Lanfranco Baldi era un artista eccentrico che amava poco il bel mondo dell’arte, preferendogli invenzioni e avventure fuori dal coro. La Fondazione a lui dedicata, e ospitata nella sua città natale: Pelago sulle colline fiorentine, non poteva che inaugurarsi con una mostra altrettanto eccentrica, curiosa e soprattutto rivolta a quel mondo marginale che Baldi aveva frequentato e incarnato.
Per questo Pier Luigi Tazzi, vecchia conoscenza tra i curatori indipendenti italiani oggi a Pelago in veste di presidente della Fondazione Baldi, e Lorenzo Bruni, giovane e attento critico nella veste di curatore, hanno messo in piedi “ALBàNIa”, mostra che vede protagonisti due artisti albanesi Sislej Xhafa e Adrian Paci.
Il corto circuito, la stranezza dell’operazione sono evidenti.

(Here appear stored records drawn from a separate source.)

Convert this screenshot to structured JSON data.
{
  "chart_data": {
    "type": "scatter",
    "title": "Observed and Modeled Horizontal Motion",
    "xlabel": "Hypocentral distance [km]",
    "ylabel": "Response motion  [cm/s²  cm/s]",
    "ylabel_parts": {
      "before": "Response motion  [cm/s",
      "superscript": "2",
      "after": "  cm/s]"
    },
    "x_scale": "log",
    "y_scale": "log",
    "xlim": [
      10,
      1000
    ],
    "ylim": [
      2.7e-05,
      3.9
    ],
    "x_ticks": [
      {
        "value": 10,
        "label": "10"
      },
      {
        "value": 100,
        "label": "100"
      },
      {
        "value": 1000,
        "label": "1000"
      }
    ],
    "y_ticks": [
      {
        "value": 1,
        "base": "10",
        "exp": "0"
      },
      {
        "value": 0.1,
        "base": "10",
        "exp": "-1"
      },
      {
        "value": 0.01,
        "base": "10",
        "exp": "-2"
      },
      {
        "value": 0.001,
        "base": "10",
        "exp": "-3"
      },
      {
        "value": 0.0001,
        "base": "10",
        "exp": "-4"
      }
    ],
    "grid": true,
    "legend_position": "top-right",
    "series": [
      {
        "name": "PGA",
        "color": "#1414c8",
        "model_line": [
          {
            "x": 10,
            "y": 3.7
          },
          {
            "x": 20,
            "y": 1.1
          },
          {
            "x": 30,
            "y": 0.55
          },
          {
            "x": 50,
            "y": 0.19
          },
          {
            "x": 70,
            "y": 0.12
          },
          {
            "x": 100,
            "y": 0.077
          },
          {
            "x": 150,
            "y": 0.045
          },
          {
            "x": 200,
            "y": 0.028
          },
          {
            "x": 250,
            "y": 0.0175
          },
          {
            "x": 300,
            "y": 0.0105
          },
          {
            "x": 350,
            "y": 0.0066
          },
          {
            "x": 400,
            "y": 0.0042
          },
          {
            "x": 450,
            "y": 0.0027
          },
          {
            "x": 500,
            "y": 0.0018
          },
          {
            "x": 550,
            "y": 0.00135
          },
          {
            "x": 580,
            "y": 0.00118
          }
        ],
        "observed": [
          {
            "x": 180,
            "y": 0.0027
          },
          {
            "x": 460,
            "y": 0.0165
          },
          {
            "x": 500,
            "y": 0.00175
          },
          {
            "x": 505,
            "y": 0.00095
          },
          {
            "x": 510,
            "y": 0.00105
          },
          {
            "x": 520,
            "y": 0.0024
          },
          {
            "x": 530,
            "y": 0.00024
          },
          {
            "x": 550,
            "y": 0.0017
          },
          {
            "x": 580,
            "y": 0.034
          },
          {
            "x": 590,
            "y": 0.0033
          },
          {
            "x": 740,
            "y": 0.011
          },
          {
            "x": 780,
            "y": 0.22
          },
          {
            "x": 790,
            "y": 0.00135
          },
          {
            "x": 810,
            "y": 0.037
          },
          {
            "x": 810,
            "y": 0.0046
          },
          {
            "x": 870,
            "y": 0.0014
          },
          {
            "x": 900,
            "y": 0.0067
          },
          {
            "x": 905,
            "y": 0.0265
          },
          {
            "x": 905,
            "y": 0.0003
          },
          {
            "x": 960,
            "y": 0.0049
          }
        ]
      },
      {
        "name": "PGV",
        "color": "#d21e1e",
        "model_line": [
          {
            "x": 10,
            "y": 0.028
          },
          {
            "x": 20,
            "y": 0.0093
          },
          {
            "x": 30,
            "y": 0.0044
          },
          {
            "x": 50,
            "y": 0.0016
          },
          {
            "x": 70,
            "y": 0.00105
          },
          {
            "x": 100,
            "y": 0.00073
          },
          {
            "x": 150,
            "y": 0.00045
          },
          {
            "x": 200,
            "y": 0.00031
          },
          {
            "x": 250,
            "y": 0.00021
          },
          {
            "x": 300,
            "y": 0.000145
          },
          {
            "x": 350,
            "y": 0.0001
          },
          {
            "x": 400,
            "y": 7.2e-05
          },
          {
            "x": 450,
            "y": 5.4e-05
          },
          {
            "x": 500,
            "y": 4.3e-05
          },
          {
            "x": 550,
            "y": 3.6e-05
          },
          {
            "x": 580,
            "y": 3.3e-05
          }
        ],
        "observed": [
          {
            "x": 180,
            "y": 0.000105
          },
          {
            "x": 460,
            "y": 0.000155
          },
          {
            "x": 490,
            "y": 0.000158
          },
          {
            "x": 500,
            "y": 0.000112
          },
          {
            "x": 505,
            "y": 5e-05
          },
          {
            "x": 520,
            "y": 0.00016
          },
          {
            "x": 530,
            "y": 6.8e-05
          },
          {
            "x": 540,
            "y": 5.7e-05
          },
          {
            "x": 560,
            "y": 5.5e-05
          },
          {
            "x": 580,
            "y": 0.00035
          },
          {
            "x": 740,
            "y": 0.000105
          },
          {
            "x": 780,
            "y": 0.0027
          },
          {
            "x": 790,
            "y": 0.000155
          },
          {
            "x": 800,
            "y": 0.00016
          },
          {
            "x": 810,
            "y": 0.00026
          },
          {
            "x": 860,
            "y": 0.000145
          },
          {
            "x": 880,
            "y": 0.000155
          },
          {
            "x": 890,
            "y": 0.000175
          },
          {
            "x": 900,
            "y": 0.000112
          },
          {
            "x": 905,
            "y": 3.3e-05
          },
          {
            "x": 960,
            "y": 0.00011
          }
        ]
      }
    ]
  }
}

Intanto, “ALBàNIa”, realizzata con opere quasi tutte inedite, è una mostra fatta da due artisti niente affatto marginali, anzi ormai acclamati dal pubblico internazionale, e che non vivono più in Albania. Dunque niente di ovvio e di rituale. Eppure sia Sislej che Paci conservano una poetica che sorprende lo smaliziato occhio occidentale il quale, a rischio di una deriva un po’ patetica, potrebbe anche leggere il tutto come “molto albanese”. E qualcosa di vero forse c’è. Proviamo a spiegarlo.
Sislej, artista che ama la performance e un tipo di provocazione forte ma gioiosa (indimenticabili le due installazioni a Casole d’Elsa per Arte all’Arte di un anno fa), oltre a un video e foto, propone una serie di immagini dai colori saturi con lui protagonista. La sua presenza scenica, il suo impatto nel nostro campo visivo sono dirompenti. Sisley ha un corpo, uno stare tra le cose che parlano da soli. La giungla in cui compare perfettamente vestito per “cercare lavoro” produce un effetto straniante. L’ironia diventa capacità di affabulazione, potere seduttivo che lui mette in scena dandoci così scacco matto. E tagliando di netto le nostre eventuali litanie e pruderie sull’ “artista albanaese”.
Adrian Paci è invece un artista che si muove nell’orizzonte della memoria, della rimemorazione più precisamente. Più narrativo e vocato a ritessere storie, paesaggi interiori e non solo, brandelli di realtà, come ad esempio nel video alla Biennale di Venezia, che poi sembra la lenta animazione di un’intensa tela di Balla. Tra le altre opere, Paci a Pelago propone uno straordinario video che mette in dialogo, con sguardi e attesa, un delizioso “putto” con un coro stagionato di nonni e compaesani. Immagini che ci fanno pensare all’Albania (sarà veramente così?), alla sua memoria, forse probabile o forse no. A ciò che noi immaginiamo di questo Paese. Di nuovo un corto circuito, una asimmetria tra quello che vediamo e quello che pensiamo.